Volumes on the root disk differ from other volumes in that they have very specific restrictions on their configuration:
The root volume (rootvol) must exist in the default disk group, bootdg. Although other volumes named rootvol can be created in disk groups other than bootdg, only the volume rootvol in bootdg can be used to boot the system.
The rootvol and swapvol volumes always have minor device numbers 0 and 1 respectively. Other volumes on the root disk do not have specific minor device numbers.

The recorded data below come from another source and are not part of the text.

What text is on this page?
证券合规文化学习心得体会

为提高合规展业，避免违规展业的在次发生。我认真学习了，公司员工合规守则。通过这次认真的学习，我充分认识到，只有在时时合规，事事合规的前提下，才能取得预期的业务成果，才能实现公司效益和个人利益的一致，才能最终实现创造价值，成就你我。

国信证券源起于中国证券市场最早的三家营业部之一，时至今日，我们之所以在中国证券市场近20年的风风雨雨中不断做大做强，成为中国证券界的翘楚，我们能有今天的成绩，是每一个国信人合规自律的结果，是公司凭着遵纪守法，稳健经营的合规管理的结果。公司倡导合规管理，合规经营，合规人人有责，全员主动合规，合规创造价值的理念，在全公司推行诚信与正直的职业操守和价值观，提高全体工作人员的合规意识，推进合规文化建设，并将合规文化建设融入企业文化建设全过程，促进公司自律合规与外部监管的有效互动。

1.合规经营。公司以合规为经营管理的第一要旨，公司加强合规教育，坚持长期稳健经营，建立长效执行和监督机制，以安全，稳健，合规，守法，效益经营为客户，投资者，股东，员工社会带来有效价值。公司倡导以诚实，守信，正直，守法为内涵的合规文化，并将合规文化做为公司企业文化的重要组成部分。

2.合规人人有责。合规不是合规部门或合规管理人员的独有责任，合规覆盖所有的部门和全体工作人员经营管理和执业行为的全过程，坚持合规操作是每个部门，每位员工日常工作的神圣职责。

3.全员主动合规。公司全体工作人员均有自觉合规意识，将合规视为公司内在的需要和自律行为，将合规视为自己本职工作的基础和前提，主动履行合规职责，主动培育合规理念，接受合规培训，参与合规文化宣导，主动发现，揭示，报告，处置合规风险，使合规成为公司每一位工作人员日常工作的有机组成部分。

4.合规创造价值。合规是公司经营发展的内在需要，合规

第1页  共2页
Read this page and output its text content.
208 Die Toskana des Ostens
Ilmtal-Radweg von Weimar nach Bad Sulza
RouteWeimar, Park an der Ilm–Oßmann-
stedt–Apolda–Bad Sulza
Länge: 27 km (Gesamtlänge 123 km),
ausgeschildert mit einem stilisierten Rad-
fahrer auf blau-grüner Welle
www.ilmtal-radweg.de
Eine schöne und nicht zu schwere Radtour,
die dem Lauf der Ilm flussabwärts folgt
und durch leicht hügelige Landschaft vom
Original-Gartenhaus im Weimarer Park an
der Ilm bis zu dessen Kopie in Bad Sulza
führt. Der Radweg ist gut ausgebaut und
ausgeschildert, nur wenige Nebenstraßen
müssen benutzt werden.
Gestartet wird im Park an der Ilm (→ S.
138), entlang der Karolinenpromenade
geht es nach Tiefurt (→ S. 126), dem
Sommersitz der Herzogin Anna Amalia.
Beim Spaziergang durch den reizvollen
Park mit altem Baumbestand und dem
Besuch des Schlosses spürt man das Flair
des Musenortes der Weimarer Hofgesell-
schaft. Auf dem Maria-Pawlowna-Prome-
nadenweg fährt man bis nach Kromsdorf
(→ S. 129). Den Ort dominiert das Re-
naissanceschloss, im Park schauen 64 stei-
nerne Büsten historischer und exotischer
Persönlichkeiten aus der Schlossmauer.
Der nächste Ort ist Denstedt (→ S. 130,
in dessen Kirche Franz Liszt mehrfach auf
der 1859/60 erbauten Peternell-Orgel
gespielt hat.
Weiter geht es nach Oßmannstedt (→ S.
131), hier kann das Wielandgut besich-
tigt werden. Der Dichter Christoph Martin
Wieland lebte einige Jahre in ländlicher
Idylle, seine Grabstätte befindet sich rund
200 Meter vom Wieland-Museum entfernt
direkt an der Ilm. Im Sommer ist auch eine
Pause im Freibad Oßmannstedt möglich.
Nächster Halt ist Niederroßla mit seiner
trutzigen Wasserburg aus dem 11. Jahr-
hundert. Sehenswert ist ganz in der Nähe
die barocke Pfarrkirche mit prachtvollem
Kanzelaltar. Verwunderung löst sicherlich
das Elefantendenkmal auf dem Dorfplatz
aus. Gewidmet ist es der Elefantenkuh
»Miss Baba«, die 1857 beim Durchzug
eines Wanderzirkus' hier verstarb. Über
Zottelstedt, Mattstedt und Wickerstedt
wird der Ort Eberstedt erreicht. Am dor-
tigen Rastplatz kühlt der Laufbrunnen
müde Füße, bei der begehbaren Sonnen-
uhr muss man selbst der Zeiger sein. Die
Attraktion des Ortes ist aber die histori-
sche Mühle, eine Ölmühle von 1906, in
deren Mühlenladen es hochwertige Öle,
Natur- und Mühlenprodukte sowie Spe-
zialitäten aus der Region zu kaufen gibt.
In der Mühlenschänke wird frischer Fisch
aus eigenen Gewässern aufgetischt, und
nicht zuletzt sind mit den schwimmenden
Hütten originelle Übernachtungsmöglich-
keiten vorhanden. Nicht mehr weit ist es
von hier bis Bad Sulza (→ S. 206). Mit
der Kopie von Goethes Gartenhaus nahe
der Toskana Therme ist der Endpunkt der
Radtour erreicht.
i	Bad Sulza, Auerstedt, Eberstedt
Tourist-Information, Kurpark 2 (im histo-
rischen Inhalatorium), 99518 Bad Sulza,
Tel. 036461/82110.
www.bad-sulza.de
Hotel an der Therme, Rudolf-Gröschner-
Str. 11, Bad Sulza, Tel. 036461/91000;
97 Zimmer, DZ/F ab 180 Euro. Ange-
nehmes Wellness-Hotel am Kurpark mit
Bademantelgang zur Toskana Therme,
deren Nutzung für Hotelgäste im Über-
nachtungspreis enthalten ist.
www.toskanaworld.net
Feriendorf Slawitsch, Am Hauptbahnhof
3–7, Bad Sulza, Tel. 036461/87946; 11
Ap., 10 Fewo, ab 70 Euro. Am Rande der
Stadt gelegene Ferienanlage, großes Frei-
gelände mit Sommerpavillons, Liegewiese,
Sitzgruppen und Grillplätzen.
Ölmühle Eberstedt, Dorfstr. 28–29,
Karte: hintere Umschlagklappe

Restricted mirrors of volumes on the root disk device have overlay partitions created for them. An overlay partition is one that exactly includes the disk space occupied by the restricted mirror. During boot, before the rootvol, varvol, usrvol and swapvol volumes are fully configured, the default volume configuration uses the overlay partition to access the data on the disk.
Although it is possible to add a striped mirror to a rootvol device for performance reasons, you cannot stripe the primary plex or any mirrors of rootvol that may be needed for system recovery or booting purposes if the primary plex fails.
rootvol and swapvol cannot be spanned or contain a primary plex with multiple noncontiguous subdisks. You cannot grow or shrink any volume associated with an encapsulated boot disk (rootvol, usrvol, varvol, optvol, swapvol, and so on) because these map to a physical underlying partition on the disk and must be contiguous. A workaround is to unencapsulate the boot disk, repartition the boot disk as desired (growing or shrinking partitions as needed), and then re-encapsulating.
When mirroring parts of the boot disk, the disk being mirrored to must be large enough to hold the data on the original plex, or mirroring may not work.
The volumes on the root disk cannot use dirty region logging (DRL).
In addition to these requirements, it is a good idea to have at least one contiguous, (cylinder-aligned if appropriate) mirror for each of the volumes for root, usr, var, opt and swap. This makes it easier to convert these from volumes back to regular disk partitions (during an operating system upgrade, for example).